3 min read

Achieving accuracy and agility; a winning hand for FP&A

Irina Lewis

Director of Product Marketing

Improving accuracy and gaining agility are top priorities for many organizations intent on transforming the way they plan and budget. In hot pursuit of improvement, sometimes we don’t stop to reflect whether these goals conflict or what trade-offs we might have to make. This is a quandary that our partner Deloitte recently explored alongside many others in their research paper “Integrated Business Management – Plan. Budget. Forecast.” What Deloitte found was that for a majority of respondents, the pursuit of accuracy simply meant adding detail. The authors point out that regardless of the technology in use, 80% of organizations surveyed already take eight or more weeks to complete a budget, and adding detail could easily result in the process becoming longer still. To prevent adding time to your process in order to gain detail, Deloitte recommends the following:

  • Apply more discipline to the process. Here the authors suggest identifying appropriate metrics for measuring budget and forecast accuracy, and routinely reporting these metrics to the business in the form of key performance indicators. When organizations adopt such a disciplined approach to accuracy, budget accuracy improves, often reducing variances to 5% or less. The authors also suggest that much of this improvement is directly attributable to the reduction in “sand-bagging” and gaming that occurs whenever budget numbers are used as targets for performance bonuses.
  • Clarify stakeholder responsibilities. Resolving any confusion about who has ultimate responsibility for each part of the plan and using workflow to expedite the submission and approval process helps reduce cycle times. This may seem like a no-brainer, but many organizations take it for granted. Take the time to clarify responsibilities and workflow, and your budget process will reap the benefits.
  • Adopt an integrated modeling-based approach to planning and budgeting. The report suggests two levels of integration. Firstly, unifying operational planning and budgeting into a single process, and secondly, integrating non-financial data about such things as demand and headcount alongside the more traditional financial data held in planning models. This is an aspect of planning and budgeting that both Folia Grace and Richard Barrett have written about recently on our blog.
  • Leverage technology + process. The authors warn readers that although they may gain incremental improvements by implementing technology to automate their planning and budgeting, they are unlikely to make major gains unless they also revamp the process as outlined above. As an important element of integrating planning with budgeting, the authors emphasize the importance of selecting a tool with the capability to model different scenarios and assess the impact that variances in demand, input costs, exchange rates, and other variables have on financial performance. A solution should connect throughout the planning funnel; from pipeline commit, to revenue plan impact, incorporating OPEX impacts that waterfall into the ultimate financial budget and forecast throughout the year.

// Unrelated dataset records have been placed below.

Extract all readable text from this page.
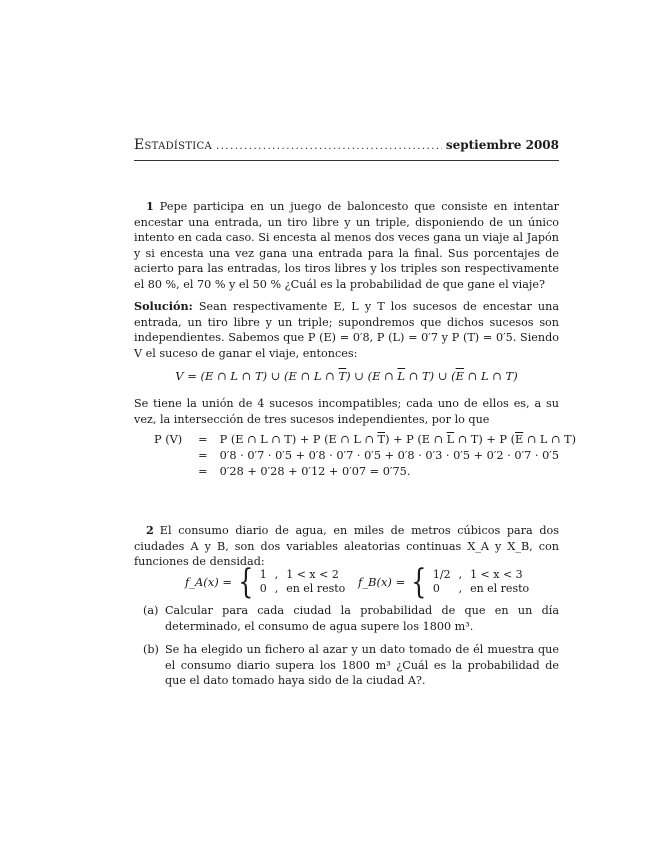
Estadística .....	septiembre 2008
1 Pepe participa en un juego de baloncesto que consiste en intentar encestar una entrada, un tiro libre y un triple, disponiendo de un único intento en cada caso. Si encesta al menos dos veces gana un viaje al Japón y si encesta una vez gana una entrada para la final. Sus porcentajes de acierto para las entradas, los tiros libres y los triples son respectivamente el 80 %, el 70 % y el 50 % ¿Cuál es la probabilidad de que gane el viaje?
Solución: Sean respectivamente E, L y T los sucesos de encestar una entrada, un tiro libre y un triple; supondremos que dichos sucesos son independientes. Sabemos que P (E) = 0′8, P (L) = 0′7 y P (T) = 0′5. Siendo V el suceso de ganar el viaje, entonces:
V = (E ∩ L ∩ T) ∪ (E ∩ L ∩ $\overline{T}$) ∪ (E ∩ $\overline{L}$ ∩ T) ∪ ($\overline{E}$ ∩ L ∩ T)
Se tiene la unión de 4 sucesos incompatibles; cada uno de ellos es, a su vez, la intersección de tres sucesos independientes, por lo que
P (V)	=	P (E ∩ L ∩ T) + P (E ∩ L ∩ $\overline{T}) + P$ (E ∩ $\overline{L}$ ∩ T) + P ($\overline{E}$ ∩ L ∩ T)
	=	0′8 · 0′7 · 0′5 + 0′8 · 0′7 · 0′5 + 0′8 · 0′3 · 0′5 + 0′2 · 0′7 · 0′5
	=	0′28 + 0′28 + 0′12 + 0′07 = 0′75.
2 El consumo diario de agua, en miles de metros cúbicos para dos ciudades A y B, son dos variables aleatorias continuas X_A y X_B, con funciones de densidad:
f_A(x) = { 1 , 1 < x < 2
0 , en el resto f_B(x) = { 1/2 , 1 < x < 3
0	, en el resto
(a) Calcular para cada ciudad la probabilidad de que en un día determinado, el consumo de agua supere los 1800 m³.
(b) Se ha elegido un fichero al azar y un dato tomado de él muestra que el consumo diario supera los 1800 m³ ¿Cuál es la probabilidad de que el dato tomado haya sido de la ciudad A?.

While all of Deloitte’s recommendations will help you improve the planning and budgeting process, it is the last two that simultaneously affect accuracy and agility. Being able to crunch large volumes of external and internal data in a modeling environment that eliminates manual spreadsheet links and errors will undoubtedly drive accuracy. Being able to do it fast, with all the key citizen planners participating at the appropriate time, gives organizations the agility they seek too. This winning combination of accuracy combined with agility is something that many of our customers, including Aviva, Hewlett Packard and McAfee, have experienced with their implementations. As the Deloitte authors point out, the reason for adopting new planning technology is no longer just about reducing headcount and process costs. Today, it is about far more important issues, such as being able to sense and respond to change in a timely and appropriate manner.